OUCH!!! Davis and Anderson tied for a team-high 6 rebounds. For comparison's sake, Curry and Leandro Barbosa had 6 rebounds a piece themselves. Surprisingly, the Warriors finished with only a 21-8 second chance point edge.

Game Notes:

  • Ish Smith was a pleasant surprise, especially in the first half. His speed allowed him to come up with a number of loose balls in space as well as breakdown the Warriors defense. Considering the knock on him is a lack of a credible jumper, his offense will be more than adequate. Even if he can't live from the perimeter, his ability to get inside and convert (5-5 from inside the restricted area) was a welcome sight as well as finding open teammates. So much so, I wouldn't be surprised to hear news he is supplanting Nate Robinson (19 minutes, 0 points, -21 +/-)  on the depth chart as soon as tomorrow.
  • Dante Cunningham started off the game more aggressive offensively than I can ever recall. Several times early in the game, he drove from the perimeter to the restricted area. Once the Warriors awoke from their amazement, he knocked down several three-point attempts. The bad news? He had to leave the game after a bad collision with Andrew Bogut.
  • Alonzo Gee rocked the rim with several impressive dunks and finished with a very efficient 8 points, 5 rebounds and 3 steals. If Cunningham isn't able to go tomorrow against the Blazers, look for Gee to draw the start. If Luke Babbitt is unable to go again, Gee is going to get all the minutes he can handle at small forward.
  • Anthony Davis normally finds himself a lot higher in the game notes section. Tonight is that rare and unfortunate exception. For whatever reason, he just didn't have it. From his offense to his hustle to his defense, it was all out of sorts. For the first time in his career, I really think he felt the pressure of the moment. We've all witnessed Davis shoot free throws before, and tonight's 4-9 start from the charity stripe, clearly indicated he was mentally not in the game.
  • Eric Gordon looked like the 2015 version of himself: he had difficulty getting off good shots inside the paint, getting to the free throw line or making shots off the move. Just like with Davis, let's give him a one game reprieve. During preseason, he was stronger and more sure of himself. I guess we should probably include Ryan Anderson in this group as well.

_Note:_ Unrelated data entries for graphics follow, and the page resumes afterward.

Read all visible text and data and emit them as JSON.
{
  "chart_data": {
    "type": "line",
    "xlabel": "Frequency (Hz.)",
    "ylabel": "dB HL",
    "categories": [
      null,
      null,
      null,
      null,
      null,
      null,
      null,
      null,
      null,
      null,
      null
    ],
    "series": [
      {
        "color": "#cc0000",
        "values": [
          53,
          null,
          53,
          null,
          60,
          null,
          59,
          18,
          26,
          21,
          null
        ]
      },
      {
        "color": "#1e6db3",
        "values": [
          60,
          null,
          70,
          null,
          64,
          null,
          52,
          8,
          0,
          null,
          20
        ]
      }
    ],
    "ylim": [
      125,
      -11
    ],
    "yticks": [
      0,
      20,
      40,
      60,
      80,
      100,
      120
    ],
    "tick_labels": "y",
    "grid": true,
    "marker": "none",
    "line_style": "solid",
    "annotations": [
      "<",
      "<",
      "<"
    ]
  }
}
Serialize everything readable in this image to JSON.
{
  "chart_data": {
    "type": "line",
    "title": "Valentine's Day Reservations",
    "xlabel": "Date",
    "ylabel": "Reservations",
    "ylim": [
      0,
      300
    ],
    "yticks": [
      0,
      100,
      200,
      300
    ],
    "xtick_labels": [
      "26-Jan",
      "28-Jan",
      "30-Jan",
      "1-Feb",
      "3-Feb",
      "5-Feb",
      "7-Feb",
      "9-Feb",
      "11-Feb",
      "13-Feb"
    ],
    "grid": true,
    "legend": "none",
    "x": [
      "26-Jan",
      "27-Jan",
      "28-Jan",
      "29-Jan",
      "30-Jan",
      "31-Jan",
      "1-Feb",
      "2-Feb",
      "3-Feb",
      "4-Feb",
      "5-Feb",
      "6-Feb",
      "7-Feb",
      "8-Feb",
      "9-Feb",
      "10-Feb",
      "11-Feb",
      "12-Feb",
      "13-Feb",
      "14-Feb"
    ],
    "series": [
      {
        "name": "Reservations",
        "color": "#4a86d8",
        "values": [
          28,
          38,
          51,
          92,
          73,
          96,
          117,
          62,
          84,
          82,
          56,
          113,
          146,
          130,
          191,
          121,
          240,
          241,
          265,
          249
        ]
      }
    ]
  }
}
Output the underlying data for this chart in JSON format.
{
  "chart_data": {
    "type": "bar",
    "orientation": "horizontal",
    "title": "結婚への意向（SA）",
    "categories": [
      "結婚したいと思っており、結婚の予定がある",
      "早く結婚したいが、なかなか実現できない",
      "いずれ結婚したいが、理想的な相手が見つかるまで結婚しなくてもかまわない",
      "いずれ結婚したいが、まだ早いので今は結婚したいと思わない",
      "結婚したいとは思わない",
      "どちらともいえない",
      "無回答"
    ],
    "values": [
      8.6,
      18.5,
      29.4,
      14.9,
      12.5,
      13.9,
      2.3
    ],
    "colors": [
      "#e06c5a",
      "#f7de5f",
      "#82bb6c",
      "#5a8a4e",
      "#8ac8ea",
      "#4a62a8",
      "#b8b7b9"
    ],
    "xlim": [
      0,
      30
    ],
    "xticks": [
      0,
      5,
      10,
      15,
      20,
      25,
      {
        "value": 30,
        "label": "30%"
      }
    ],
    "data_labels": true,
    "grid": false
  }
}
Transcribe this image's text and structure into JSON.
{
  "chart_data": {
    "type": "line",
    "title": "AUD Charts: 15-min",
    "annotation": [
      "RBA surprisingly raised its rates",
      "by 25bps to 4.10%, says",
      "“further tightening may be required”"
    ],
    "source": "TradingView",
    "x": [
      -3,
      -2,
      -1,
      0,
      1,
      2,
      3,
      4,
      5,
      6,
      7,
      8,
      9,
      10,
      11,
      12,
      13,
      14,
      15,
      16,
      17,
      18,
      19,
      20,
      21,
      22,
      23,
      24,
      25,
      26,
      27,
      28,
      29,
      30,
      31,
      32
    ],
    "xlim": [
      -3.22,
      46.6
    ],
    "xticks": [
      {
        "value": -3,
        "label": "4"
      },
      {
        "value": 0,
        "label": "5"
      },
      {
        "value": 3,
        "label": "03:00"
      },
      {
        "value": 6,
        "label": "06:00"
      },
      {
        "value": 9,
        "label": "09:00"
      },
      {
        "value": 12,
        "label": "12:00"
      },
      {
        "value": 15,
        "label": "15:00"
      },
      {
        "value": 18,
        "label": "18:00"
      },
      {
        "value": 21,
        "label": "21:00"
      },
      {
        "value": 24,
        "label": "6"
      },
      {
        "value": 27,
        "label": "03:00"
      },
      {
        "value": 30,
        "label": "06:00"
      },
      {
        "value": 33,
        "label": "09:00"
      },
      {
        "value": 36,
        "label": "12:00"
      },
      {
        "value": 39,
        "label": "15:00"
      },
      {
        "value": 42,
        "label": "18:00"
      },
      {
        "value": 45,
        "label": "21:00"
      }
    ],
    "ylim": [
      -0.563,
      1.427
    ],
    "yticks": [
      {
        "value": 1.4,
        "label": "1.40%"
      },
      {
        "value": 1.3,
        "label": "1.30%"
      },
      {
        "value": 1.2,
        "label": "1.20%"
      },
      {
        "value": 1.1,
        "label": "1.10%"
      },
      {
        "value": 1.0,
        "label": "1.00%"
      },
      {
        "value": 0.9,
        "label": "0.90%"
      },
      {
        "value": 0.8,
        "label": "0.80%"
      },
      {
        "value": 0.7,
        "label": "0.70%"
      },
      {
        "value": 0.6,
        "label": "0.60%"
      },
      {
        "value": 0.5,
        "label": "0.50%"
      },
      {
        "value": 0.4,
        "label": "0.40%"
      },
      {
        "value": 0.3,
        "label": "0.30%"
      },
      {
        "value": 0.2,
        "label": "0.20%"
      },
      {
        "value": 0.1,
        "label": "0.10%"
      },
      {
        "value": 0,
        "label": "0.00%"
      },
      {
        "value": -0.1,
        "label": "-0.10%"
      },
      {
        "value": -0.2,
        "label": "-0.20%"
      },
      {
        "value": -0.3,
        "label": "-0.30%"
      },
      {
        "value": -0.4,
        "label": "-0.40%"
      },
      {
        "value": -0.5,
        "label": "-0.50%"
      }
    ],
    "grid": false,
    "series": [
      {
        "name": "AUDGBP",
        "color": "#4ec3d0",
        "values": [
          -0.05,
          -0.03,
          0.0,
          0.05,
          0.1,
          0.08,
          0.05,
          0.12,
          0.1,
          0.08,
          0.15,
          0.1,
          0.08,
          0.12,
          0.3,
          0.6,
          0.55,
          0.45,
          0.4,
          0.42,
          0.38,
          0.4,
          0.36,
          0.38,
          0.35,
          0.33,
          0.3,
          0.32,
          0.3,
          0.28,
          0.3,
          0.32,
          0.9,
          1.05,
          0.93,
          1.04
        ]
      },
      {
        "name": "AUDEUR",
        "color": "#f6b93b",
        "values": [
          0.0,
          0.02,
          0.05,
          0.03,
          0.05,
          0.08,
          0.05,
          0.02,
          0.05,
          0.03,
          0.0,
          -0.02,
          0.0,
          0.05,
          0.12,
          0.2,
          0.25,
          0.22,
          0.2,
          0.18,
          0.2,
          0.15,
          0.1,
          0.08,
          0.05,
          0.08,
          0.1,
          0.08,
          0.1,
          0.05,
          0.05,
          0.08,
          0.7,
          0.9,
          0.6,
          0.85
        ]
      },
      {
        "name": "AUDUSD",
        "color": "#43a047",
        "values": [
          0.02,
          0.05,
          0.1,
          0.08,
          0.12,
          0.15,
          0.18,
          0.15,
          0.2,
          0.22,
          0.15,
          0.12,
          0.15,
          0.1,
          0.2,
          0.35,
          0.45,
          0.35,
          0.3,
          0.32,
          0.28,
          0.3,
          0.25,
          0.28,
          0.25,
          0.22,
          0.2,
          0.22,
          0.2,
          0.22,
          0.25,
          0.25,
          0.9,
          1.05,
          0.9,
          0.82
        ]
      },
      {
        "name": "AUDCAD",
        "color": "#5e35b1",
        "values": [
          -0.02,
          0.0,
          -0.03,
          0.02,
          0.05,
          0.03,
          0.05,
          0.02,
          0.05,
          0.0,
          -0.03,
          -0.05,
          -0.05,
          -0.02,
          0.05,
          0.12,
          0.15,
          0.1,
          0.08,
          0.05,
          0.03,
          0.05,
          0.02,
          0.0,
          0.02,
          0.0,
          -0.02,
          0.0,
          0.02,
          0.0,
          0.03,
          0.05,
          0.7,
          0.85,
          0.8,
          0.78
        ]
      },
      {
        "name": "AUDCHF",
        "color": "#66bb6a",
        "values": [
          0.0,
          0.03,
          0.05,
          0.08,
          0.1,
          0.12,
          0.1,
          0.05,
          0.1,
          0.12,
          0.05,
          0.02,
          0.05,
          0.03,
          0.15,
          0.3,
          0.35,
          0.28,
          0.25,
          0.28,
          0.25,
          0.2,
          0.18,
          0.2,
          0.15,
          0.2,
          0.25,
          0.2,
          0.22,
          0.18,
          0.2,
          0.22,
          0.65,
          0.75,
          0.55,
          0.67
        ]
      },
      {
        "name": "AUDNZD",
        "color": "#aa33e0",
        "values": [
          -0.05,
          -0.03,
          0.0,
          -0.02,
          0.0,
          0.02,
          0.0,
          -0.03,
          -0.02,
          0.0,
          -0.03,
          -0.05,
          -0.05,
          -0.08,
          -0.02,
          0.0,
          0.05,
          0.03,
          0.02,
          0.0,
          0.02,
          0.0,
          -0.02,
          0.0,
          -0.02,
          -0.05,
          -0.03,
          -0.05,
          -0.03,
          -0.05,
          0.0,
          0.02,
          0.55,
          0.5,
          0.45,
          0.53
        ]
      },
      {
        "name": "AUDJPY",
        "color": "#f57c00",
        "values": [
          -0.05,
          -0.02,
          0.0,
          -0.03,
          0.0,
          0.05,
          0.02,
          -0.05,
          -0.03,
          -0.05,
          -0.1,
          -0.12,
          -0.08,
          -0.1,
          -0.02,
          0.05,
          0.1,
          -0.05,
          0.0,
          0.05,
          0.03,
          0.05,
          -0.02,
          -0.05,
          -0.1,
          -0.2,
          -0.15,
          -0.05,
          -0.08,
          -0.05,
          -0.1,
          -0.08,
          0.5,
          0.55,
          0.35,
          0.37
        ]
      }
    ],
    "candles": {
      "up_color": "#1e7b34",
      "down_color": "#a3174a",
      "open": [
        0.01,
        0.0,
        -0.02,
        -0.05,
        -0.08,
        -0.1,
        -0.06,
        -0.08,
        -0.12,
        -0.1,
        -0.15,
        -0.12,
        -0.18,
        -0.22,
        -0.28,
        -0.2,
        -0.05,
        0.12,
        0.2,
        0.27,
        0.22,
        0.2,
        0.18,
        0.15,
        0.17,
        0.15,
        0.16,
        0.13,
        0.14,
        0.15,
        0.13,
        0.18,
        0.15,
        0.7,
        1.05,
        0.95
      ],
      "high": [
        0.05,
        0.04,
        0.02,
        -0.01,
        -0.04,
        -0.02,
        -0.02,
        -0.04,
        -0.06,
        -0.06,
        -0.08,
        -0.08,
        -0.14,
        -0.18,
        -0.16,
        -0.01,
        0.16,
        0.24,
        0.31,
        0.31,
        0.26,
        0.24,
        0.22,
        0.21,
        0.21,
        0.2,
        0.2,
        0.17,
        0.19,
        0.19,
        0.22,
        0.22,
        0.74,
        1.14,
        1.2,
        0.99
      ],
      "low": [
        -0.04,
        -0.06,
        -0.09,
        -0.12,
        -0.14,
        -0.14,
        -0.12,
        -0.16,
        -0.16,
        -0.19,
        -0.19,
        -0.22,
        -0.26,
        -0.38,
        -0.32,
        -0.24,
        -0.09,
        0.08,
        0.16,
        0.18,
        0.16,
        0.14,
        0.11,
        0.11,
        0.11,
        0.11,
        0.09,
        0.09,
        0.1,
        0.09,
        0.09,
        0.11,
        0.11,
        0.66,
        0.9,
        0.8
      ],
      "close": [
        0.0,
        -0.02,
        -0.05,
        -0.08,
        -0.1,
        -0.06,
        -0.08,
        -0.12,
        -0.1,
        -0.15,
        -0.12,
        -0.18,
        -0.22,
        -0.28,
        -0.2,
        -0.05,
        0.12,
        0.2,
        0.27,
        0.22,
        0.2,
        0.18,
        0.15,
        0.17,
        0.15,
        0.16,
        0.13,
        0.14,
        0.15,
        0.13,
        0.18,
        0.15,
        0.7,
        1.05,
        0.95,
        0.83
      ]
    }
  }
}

The Pelicans, especially the still-standing stars of this team, need to shake off tonight's bad loss because their next game is in less than 24 hours in Portland. Although the Blazers lost most of their star power this past off-season, New Orleans cannot take them for granted, not with the way they looked on the floor at the Oracle. The Moda Center is another difficult place to play, and with facing another opponent's home opener, the Pelicans are going to get the Blazers best shot.

Fortunately, New Orleans will be with the services of Jrue Holiday. Although he'll be limited to around 20 minutes of action, he should help the team find some of the necessary footing. Without a doubt, Davis is probably going to come out like gangbusters, resolute to prove the game against the Warriors was a bad anomaly.

Let's just hope, though, that Dante Cunningham is not going to miss much if any time. Otherwise, the Pelicans could be staring square in the face at a hardship exemption with Omer Asik, Quincy Pondexter, Norris Cole, Tyreke Evans and Luke Babbitt sidelined.

To acquire a hardship exception, which allows a team to exceed the 15-man maximum roster, four players must miss at least three consecutive games and be out a minimum of an additional two weeks. An independent league physician has to grant the waiver based on the estimated timetables of all the players.

Early last season, the Oklahoma City Thunder took a hardship exemption, and coincidentally signed Ish Smith after they lost a slew of players including Russell Westbrook, Kevin Durant, Anthony Morrow and Jeremy Lamb. We all know how their season turned out. Playoff-less.